The activity of the Mix solution [(±)-2PhC11: C25: C27: tVA: PA: Ch = 60:1340:860:4000:20000:1160 (unit: ng per 10-μL hexane)] was compared with the activities of four dilutions (Mix × 0.1, Mix × 0.01, Mix × 0.001, and Mix × 0.0001). Workers from Colonies I and J were used in these experiments. In each replicate of each treatment, excluding the positive control, 10 μL of solution were added to the sample paper, and the same volume of hexane was added to the solvent paper. In the positive control, 5 μL of crude extract derived from colony I (equivalent to 1 worker) were added to the sample paper. In the negative control treatment, hexane was applied to both filter papers. The numbers of workers present on the sample and solvent papers were recorded after 5, 60, 120, and 240 min to confirm the arrestant activities of pheromone components.

Statistical analyses

Statistical analyses and graphical visualisations were performed in R software ver. 3.3.358. For the behavioural assessment, the total numbers of workers on sample papers were compared with the total numbers of workers on solvent papers in each treatment, using a binomial test with a Bonferroni correction. All replicates were pooled for each treatment. Also, we compared the mean proportion of workers on sample papers among treatments, using a generalised linear mixed model (GLMM) followed by Tukey HSD test (P < 0.05). The proportion of workers on sample papers was regarded as the response variable, assuming a binomial distribution. Treatments were used as an explanatory variable and colonies and replicates were treated as randam effects.

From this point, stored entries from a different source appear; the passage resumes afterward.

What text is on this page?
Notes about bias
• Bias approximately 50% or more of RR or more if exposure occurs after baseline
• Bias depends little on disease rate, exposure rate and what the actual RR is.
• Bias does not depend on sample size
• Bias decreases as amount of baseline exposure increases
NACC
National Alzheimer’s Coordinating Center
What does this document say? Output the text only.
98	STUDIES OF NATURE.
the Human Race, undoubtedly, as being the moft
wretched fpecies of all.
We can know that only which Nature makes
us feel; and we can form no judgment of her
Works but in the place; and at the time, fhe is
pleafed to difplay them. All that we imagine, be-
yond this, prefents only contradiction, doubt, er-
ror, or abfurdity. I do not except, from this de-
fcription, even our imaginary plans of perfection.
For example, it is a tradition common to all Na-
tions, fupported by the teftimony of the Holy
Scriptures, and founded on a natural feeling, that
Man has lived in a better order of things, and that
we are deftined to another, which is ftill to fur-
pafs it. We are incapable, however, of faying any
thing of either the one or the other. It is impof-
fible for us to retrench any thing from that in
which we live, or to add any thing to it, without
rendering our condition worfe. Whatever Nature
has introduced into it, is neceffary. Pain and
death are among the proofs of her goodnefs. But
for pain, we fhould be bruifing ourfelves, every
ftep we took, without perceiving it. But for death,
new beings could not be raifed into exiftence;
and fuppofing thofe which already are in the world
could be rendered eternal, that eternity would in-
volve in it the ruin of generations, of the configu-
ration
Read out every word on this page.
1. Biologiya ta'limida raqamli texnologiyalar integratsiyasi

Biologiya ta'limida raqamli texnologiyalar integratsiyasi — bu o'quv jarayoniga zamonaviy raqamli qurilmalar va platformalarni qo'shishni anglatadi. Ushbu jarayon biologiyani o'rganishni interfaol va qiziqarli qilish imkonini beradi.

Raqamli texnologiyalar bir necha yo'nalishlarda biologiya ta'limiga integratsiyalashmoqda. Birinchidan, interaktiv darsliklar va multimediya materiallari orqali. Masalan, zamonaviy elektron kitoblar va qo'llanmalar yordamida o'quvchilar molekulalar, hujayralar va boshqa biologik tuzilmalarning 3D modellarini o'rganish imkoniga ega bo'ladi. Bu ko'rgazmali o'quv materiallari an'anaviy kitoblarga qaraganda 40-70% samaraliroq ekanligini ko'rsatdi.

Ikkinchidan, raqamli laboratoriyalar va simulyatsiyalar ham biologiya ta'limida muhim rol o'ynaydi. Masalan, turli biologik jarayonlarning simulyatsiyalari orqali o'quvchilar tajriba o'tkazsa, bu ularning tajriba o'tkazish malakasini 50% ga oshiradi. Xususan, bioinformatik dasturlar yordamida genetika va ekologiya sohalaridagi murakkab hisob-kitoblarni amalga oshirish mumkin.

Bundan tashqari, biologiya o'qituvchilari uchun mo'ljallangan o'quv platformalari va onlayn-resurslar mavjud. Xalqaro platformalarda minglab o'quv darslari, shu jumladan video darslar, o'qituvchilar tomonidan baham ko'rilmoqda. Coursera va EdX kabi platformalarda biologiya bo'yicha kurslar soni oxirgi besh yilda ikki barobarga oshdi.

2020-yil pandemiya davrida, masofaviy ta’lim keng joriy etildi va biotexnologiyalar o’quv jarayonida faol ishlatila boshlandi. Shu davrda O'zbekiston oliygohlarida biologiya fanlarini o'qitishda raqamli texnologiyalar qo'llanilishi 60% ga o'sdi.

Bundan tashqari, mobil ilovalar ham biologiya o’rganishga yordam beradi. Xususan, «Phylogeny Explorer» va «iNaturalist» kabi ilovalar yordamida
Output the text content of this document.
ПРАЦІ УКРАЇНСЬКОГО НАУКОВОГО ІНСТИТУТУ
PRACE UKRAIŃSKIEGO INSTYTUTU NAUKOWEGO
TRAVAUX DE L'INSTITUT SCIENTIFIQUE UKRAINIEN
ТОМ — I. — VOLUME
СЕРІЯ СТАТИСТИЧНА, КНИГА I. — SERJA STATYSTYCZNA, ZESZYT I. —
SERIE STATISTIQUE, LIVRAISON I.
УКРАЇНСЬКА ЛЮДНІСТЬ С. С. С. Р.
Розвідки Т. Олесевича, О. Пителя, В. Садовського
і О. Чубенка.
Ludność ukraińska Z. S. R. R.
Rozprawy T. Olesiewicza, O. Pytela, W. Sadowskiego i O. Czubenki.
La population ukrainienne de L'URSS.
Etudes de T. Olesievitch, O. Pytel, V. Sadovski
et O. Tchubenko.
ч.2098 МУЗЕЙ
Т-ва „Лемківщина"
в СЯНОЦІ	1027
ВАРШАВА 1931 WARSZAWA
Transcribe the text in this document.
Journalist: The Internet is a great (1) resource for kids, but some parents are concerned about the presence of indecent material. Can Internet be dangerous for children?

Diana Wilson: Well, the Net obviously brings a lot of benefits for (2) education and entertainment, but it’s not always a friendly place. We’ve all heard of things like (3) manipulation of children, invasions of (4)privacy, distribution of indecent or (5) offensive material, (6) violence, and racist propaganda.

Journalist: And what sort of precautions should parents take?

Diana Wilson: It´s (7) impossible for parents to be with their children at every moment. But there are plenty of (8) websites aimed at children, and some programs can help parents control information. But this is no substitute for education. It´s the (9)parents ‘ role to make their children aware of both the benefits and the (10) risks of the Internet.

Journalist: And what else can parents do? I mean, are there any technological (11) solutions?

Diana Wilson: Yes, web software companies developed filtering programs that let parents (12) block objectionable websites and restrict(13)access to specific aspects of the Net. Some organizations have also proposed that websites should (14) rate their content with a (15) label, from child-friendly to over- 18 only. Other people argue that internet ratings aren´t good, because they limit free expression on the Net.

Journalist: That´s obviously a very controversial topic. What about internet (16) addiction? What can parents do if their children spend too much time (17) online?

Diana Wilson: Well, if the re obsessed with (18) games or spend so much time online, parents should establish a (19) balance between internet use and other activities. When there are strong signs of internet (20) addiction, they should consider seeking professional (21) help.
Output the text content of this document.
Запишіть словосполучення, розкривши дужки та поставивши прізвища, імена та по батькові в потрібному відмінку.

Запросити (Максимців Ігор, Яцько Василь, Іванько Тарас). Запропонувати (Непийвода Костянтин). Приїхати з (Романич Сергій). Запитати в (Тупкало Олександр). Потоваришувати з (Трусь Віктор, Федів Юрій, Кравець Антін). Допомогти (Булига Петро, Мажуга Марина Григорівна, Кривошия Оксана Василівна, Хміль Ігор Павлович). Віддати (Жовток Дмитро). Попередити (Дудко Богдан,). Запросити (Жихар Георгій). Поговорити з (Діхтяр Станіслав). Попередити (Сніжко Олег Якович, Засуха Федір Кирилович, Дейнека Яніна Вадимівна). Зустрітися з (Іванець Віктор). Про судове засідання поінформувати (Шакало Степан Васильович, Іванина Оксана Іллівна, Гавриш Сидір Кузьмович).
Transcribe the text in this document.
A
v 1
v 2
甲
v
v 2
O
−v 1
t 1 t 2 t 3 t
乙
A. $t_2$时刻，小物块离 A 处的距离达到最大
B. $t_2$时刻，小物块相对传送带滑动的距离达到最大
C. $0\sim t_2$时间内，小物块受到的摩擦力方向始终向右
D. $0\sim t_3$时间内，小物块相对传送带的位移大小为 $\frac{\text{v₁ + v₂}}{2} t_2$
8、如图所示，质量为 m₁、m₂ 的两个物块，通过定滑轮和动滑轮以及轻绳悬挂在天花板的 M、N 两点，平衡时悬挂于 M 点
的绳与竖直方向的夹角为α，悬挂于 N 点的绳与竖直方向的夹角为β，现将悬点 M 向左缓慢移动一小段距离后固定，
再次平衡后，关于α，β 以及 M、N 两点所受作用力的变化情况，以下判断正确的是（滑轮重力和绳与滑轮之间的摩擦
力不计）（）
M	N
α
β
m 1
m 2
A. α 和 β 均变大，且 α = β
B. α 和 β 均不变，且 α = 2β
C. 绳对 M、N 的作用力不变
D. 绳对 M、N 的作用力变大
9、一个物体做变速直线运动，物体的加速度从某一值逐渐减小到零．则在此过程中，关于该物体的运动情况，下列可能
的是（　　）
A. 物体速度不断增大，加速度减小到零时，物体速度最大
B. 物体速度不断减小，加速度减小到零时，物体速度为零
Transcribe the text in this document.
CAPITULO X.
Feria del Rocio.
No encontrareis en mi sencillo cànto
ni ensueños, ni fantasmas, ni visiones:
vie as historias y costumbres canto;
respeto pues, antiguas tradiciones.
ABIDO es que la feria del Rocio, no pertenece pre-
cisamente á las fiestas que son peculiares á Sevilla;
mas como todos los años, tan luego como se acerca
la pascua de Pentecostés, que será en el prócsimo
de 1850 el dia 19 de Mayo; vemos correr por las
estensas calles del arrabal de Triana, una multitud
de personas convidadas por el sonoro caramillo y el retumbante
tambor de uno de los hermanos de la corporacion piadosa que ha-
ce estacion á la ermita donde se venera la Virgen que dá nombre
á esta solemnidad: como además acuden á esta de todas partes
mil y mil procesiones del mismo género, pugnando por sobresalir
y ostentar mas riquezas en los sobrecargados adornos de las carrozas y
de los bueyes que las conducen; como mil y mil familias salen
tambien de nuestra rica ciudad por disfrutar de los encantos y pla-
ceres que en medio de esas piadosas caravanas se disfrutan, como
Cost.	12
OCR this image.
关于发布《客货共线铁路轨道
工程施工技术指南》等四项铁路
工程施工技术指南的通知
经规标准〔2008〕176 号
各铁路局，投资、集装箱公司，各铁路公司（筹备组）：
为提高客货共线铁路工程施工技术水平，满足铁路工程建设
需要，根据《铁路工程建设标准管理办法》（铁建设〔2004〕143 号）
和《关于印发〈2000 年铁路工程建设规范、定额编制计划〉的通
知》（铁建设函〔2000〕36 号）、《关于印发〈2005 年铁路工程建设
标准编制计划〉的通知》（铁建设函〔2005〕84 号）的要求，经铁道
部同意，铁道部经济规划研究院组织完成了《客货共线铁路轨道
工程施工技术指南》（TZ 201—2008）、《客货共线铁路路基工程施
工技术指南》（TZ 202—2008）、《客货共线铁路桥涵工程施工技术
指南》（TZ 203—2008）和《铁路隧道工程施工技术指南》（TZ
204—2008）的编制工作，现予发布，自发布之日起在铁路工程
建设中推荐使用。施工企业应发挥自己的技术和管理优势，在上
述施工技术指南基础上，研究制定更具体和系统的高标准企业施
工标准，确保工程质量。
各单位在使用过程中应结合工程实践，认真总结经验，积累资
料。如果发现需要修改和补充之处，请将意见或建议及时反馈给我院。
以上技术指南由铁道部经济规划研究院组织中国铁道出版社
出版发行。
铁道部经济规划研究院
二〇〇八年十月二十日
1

For the bioassay experiments used to test dose-dependency and arrestant activity, the proportions of workers on sample papers were compared among treatments and time exposure periods using a GLMM approach. The proportion of workers on sample or solvent papers was regarded as the response variable, assuming a binomial distribution. Interactions between treatments and exposure times were used as explanatory variables and colonies and replicates were treated as random effects. Multiple pairwise-comparisons using a χ2 test were performed for post hoc comparisons interaction terms and a sequential Bonferroni correction was applied to evaluate pairwise significance.